Такая же ситуация могла произойти и в Венеции. Усилия австрийского правительства по этнической интеграции оказались эффективными.

Как бы они ни старались, возрастающая германизация региона становилась очевидной. Итальянский язык уже исчез из обязательного образования, особенно среди молодого поколения, которое все изучало немецкий язык.
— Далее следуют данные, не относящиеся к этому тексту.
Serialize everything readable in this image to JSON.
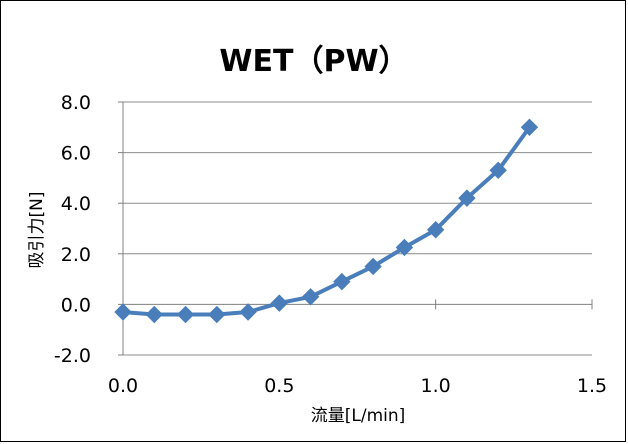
{
  "chart_data": {
    "type": "line",
    "title": "WET（PW）",
    "xlabel": "流量[L/min]",
    "ylabel": "吸引力[N]",
    "xlim": [
      0.0,
      1.5
    ],
    "ylim": [
      -2.0,
      8.0
    ],
    "x_ticks": [
      "0.0",
      "0.5",
      "1.0",
      "1.5"
    ],
    "y_ticks": [
      "-2.0",
      "0.0",
      "2.0",
      "4.0",
      "6.0",
      "8.0"
    ],
    "grid": "horizontal",
    "legend": "none",
    "series": [
      {
        "color": "#4a7ebb",
        "marker": "diamond",
        "x": [
          0.0,
          0.1,
          0.2,
          0.3,
          0.4,
          0.5,
          0.6,
          0.7,
          0.8,
          0.9,
          1.0,
          1.1,
          1.2,
          1.3
        ],
        "y": [
          -0.3,
          -0.4,
          -0.4,
          -0.4,
          -0.3,
          0.05,
          0.3,
          0.9,
          1.5,
          2.25,
          2.95,
          4.2,
          5.3,
          7.0
        ]
      }
    ]
  }
}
Несмотря на то, что некоторые продолжают прививать ценности следующему поколению, австрийское обязательное образование очень требовательно, и учащиеся каждый день заняты. Сколько людей добровольно будут изучать вещи, которые не проверяются на школьных экзаменах?

Несколько лет назад в частных школах все еще преподавали итальянский язык. Однако Министерство образования прекратило их финансирование и классифицировало их как работающих в спекулятивной отрасли, обложив их высокими налогами, подобными тем, которые взимаются с этой отрасли.
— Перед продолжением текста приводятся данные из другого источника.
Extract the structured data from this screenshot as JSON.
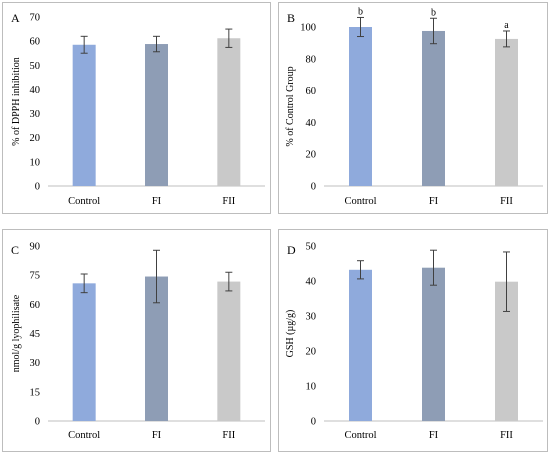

Если бы речь шла только о государственном финансировании, школы все равно могли бы работать. Однако принадлежность к спекулятивной отрасли не оставила им выбора. Учитывая, что налоговые ставки достигают девяноста пяти процентов, они не смогут поднять плату за обучение в двадцать раз, не так ли?

Даже самые богатые не могли этого вынести. В настоящее время во всей Австрийской империи нет школ, действующих вне контроля Министерства образования.

Юридически признанные школы получают государственное финансирование, а остальные считаются учебными заведениями предпринимательского характера.

Эти учреждения должны были платить налоги, ставка которых основывалась на отраслевых стандартах прибыли. К несчастью для школ, их ориентиром были школы обязательного образования, и по сравнению с нулевой платой за обучение любая сумма платы за обучение считалась спекуляцией.

Учебный центр, созданный Атесой и другими, поддерживался исключительно за счет пожертвований без каких-либо комиссий. В противном случае на них давно бы навесили ярлык «спекулянтов».

Были нарушители спокойствия, но австрийское правительство очень твердо. Если тысяча человек создаст проблемы, тысячу арестуют; если десять тысяч вызовут беспокойство, десять тысяч будут арестованы. Зачинщиков зачисляют в дорожно-строительную армию, а соучастников, включая членов их семей, ссылают в колонии.

Сослав десятки тысяч человек, остальные осели. Даже если не о себе, им нужно было подумать о своих семьях!

Обращение с изгнанными преступниками было намного хуже, чем с иммигрантами. Обычно их отправляли в самые суровые условия и выполняли самые опасные работы.

Получив теперь приглашение Стивена присоединиться к революционным силам, Атесса немедленно решил дистанцироваться от них. Он не хотел рисковать своей жизнью и имуществом.

Не долго думая, Атесса тут же зажгла спичку, поджигая письмо в его руке.

Он не сообщил об этом властям, так как это окажет медвежью услугу его другу. Что касается места встречи, указанного в письме, Атесса предпочла его вообще проигнорировать.

Даже контакты с революционной партией Австрии сопряжены с риском. Австрийское правительство всегда проявляло нулевую терпимость к таким вопросам, и Атесса не желала идти на такой риск.

Сожгши письмо, Атесса снова приказала: «Нил, никому не рассказывай об этом письме. Мы со Стивеном встретились только на банкете, мы не друзья, понимаешь?

Дворецкий Найл ответил: «Понял, мистер Атесса».

Без ведома осторожной Атессы, он уже шагнул на полпути в ад с того момента, как начал пропагандировать национализм.

Теперь, сжег письмо и не сообщив об этом правительству, он фактически вставил внутрь и другую ногу.

Не было сомнений, что это был случай провокации. Если бы он взял письмо и немедленно сообщил о нем в местный полицейский участок, у него не было бы возможности быть причастным к этому делу.

Упустив возможность, он ничего не мог сделать. Даже если он не участвовал в восстании, не сообщить об этом все равно было преступлением, и с ним не поступили несправедливо.